3/15/2015

Serpent vs. Serpent

While reading my chronological Bible, I found a strange story that made me sit up, ponder and wonder. It’s found in Numbers 21:4-9.

The people of Israel complained again (for the umpteenth time) and God again (!) punished them.  Even after being severely punished over and over by God for past disobedience, they never learned their lesson.

This time, the Lord sent fiery serpents that bit people to their death.  

And as he did many times before, Moses begged the Lord to spare the people. God, in his infinite patience, again relented. He provided a very specific, odd remedy to save them.

God instructed Moses to make a fake fiery serpent made of bronze and set it on a pole. He said that anyone who looked at it will live.

Moses did just that.
 
Now, why would God use a serpent to save the people from the serpent? Why would He tell Moses to make an image of the very thing that was killing his people?

This must have been the same questions asked by some of the stubborn Israelites who simply refused to look—and died. 

But those who looked upon the bronze serpent with the eyes of faith lived, even as the serpent’s venom was already draining life from their bodies.

Many years later, however, the reigning king, Hezekiah, destroyed the bronze serpent after consultation with God. Why?

Over time, it morphed into an object of idolatrous worship—it had become a god. People burned incense before it and worshiped it, instead of God.  What was meant to be good was turned into evil.

That is the story of our lives.

In the beginning, Adam and Eve were given a paradise. But they believed a serpent more than God. Again and again, despite umpteenth chances, man keeps falling into evil ways.

That’s why over two thousand years ago, God gave sinful men the ultimate Grace on a cross: His only Son became sin so that through Him we will have a chance to be in paradise with God. 

Those who gaze upon that cross with the eyes of faith will be healed from the scourge of sin and live with Jesus forever.    

"God saved you by his grace when you believed.
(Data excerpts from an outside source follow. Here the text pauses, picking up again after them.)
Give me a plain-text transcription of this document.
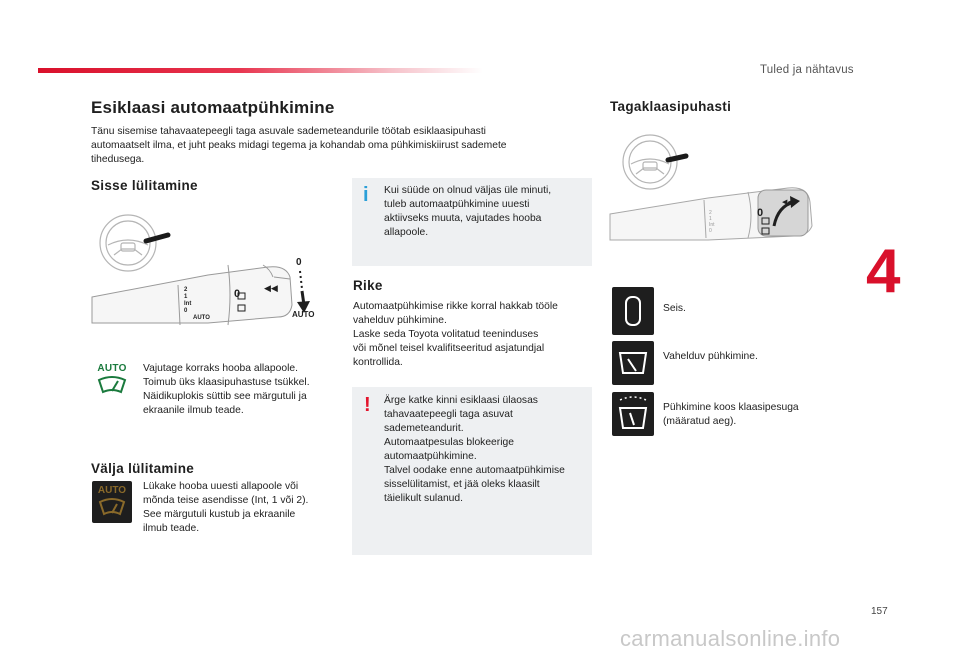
Tuled ja nähtavus
4
Esiklaasi automaatpühkimine
Tänu sisemise tahavaatepeegli taga asuvale sademeteandurile töötab esiklaasipuhasti
automaatselt ilma, et juht peaks midagi tegema ja kohandab oma pühkimiskiirust sademete
tihedusega.
Sisse lülitamine
2
1
Int
0
AUTO
0	◀◀
0
AUTO
AUTO Vajutage korraks hooba allapoole.
Toimub üks klaasipuhastuse tsükkel.
Näidikuplokis süttib see märgutuli ja
ekraanile ilmub teade.
Välja lülitamine
AUTO	Lükake hooba uuesti allapoole või
mõnda teise asendisse (Int, 1 või 2).
See märgutuli kustub ja ekraanile
ilmub teade.
i Kui süüde on olnud väljas üle minuti,
tuleb automaatpühkimine uuesti
aktiivseks muuta, vajutades hooba
allapoole.
Rike
Automaatpühkimise rikke korral hakkab tööle
vahelduv pühkimine.
Laske seda Toyota volitatud teeninduses
või mõnel teisel kvalifitseeritud asjatundjal
kontrollida.
! Ärge katke kinni esiklaasi ülaosas
tahavaatepeegli taga asuvat
sademeteandurit.
Automaatpesulas blokeerige
automaatpühkimine.
Talvel oodake enne automaatpühkimise
sisselülitamist, et jää oleks klaasilt
täielikult sulanud.
Tagaklaasipuhasti
2
1
Int
0
0
◀◀
Seis.
Vahelduv pühkimine.
Pühkimine koos klaasipesuga
(määratud aeg).
157
carmanualsonline.info
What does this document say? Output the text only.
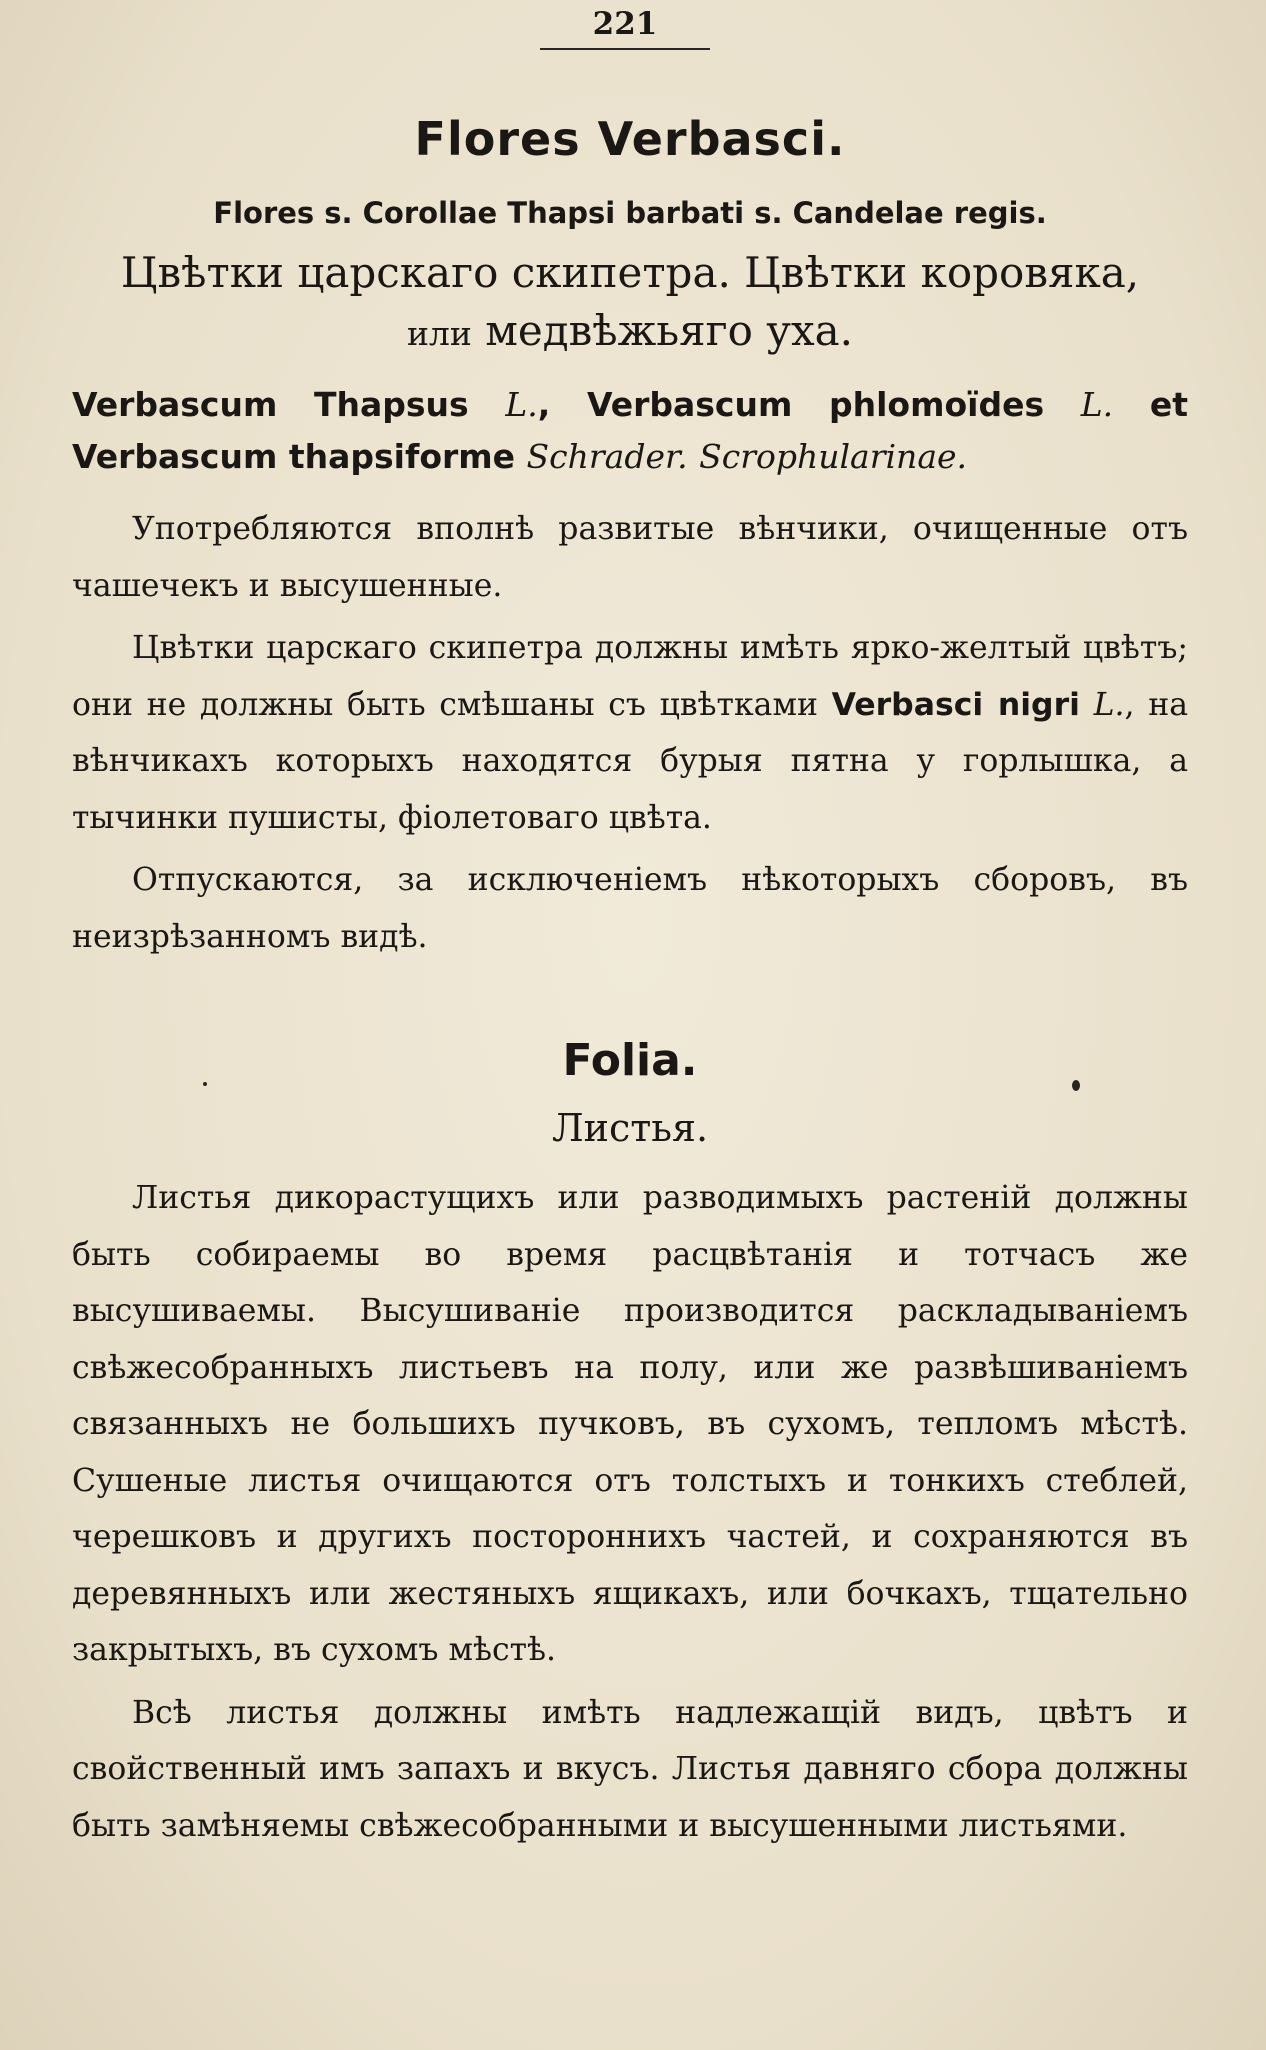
221
Flores Verbasci.
Flores s. Corollae Thapsi barbati s. Candelae regis.
Цвѣтки царскаго скипетра. Цвѣтки коровяка,
или медвѣжьяго уха.
Verbascum Thapsus L., Verbascum phlomoïdes L. et Verbascum thapsiforme Schrader. Scrophularinae.

Употребляются вполнѣ развитые вѣнчики, очищенные отъ чашечекъ и высушенные.

Цвѣтки царскаго скипетра должны имѣть ярко-желтый цвѣтъ; они не должны быть смѣшаны съ цвѣтками Verbasci nigri L., на вѣнчикахъ которыхъ находятся бурыя пятна у горлышка, а тычинки пушисты, фіолетоваго цвѣта.

Отпускаются, за исключеніемъ нѣкоторыхъ сборовъ, въ неизрѣзанномъ видѣ.

Folia.
Листья.

Листья дикорастущихъ или разводимыхъ растеній должны быть собираемы во время расцвѣтанія и тотчасъ же высушиваемы. Высушиваніе производится раскладываніемъ свѣжесобранныхъ листьевъ на полу, или же развѣшиваніемъ связанныхъ не большихъ пучковъ, въ сухомъ, тепломъ мѣстѣ. Сушеные листья очищаются отъ толстыхъ и тонкихъ стеблей, черешковъ и другихъ постороннихъ частей, и сохраняются въ деревянныхъ или жестяныхъ ящикахъ, или бочкахъ, тщательно закрытыхъ, въ сухомъ мѣстѣ.

Всѣ листья должны имѣть надлежащій видъ, цвѣтъ и свойственный имъ запахъ и вкусъ. Листья давняго сбора должны быть замѣняемы свѣжесобранными и высушенными листьями.
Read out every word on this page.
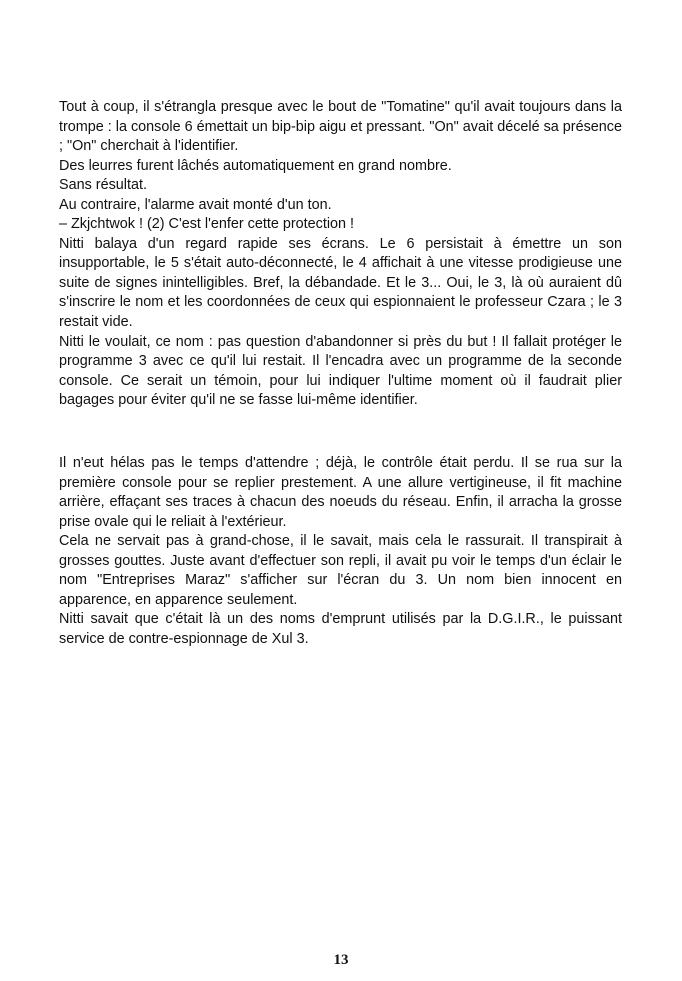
Tout à coup, il s'étrangla presque avec le bout de "Tomatine" qu'il avait toujours dans la trompe : la console 6 émettait un bip-bip aigu et pressant. "On" avait décelé sa présence ; "On" cherchait à l'identifier.

Des leurres furent lâchés automatiquement en grand nombre.

Sans résultat.

Au contraire, l'alarme avait monté d'un ton.

– Zkjchtwok ! (2) C'est l'enfer cette protection !

Nitti balaya d'un regard rapide ses écrans. Le 6 persistait à émettre un son insupportable, le 5 s'était auto-déconnecté, le 4 affichait à une vitesse prodigieuse une suite de signes inintelligibles. Bref, la débandade. Et le 3... Oui, le 3, là où auraient dû s'inscrire le nom et les coordonnées de ceux qui espionnaient le professeur Czara ; le 3 restait vide.

Nitti le voulait, ce nom : pas question d'abandonner si près du but ! Il fallait protéger le programme 3 avec ce qu'il lui restait. Il l'encadra avec un programme de la seconde console. Ce serait un témoin, pour lui indiquer l'ultime moment où il faudrait plier bagages pour éviter qu'il ne se fasse lui-même identifier.

Il n'eut hélas pas le temps d'attendre ; déjà, le contrôle était perdu. Il se rua sur la première console pour se replier prestement. A une allure vertigineuse, il fit machine arrière, effaçant ses traces à chacun des noeuds du réseau. Enfin, il arracha la grosse prise ovale qui le reliait à l'extérieur.

Cela ne servait pas à grand-chose, il le savait, mais cela le rassurait. Il transpirait à grosses gouttes. Juste avant d'effectuer son repli, il avait pu voir le temps d'un éclair le nom "Entreprises Maraz" s'afficher sur l'écran du 3. Un nom bien innocent en apparence, en apparence seulement.

Nitti savait que c'était là un des noms d'emprunt utilisés par la D.G.I.R., le puissant service de contre-espionnage de Xul 3.

13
And you can't take credit for this; it is a gift from God.”  Ephesians 2:8 (NLT)

Photo: Moses and the Brazen Serpent, 1898, Augustus John (1878–1961), Oil on canvas

1 comment:

Yay Padua-Olmedo said...

This story makes us realize how man can turn to idols in a minute, then go back to God the next, then to idols again. We're really stubborn mules. Grace lang talaga that we are not consumed.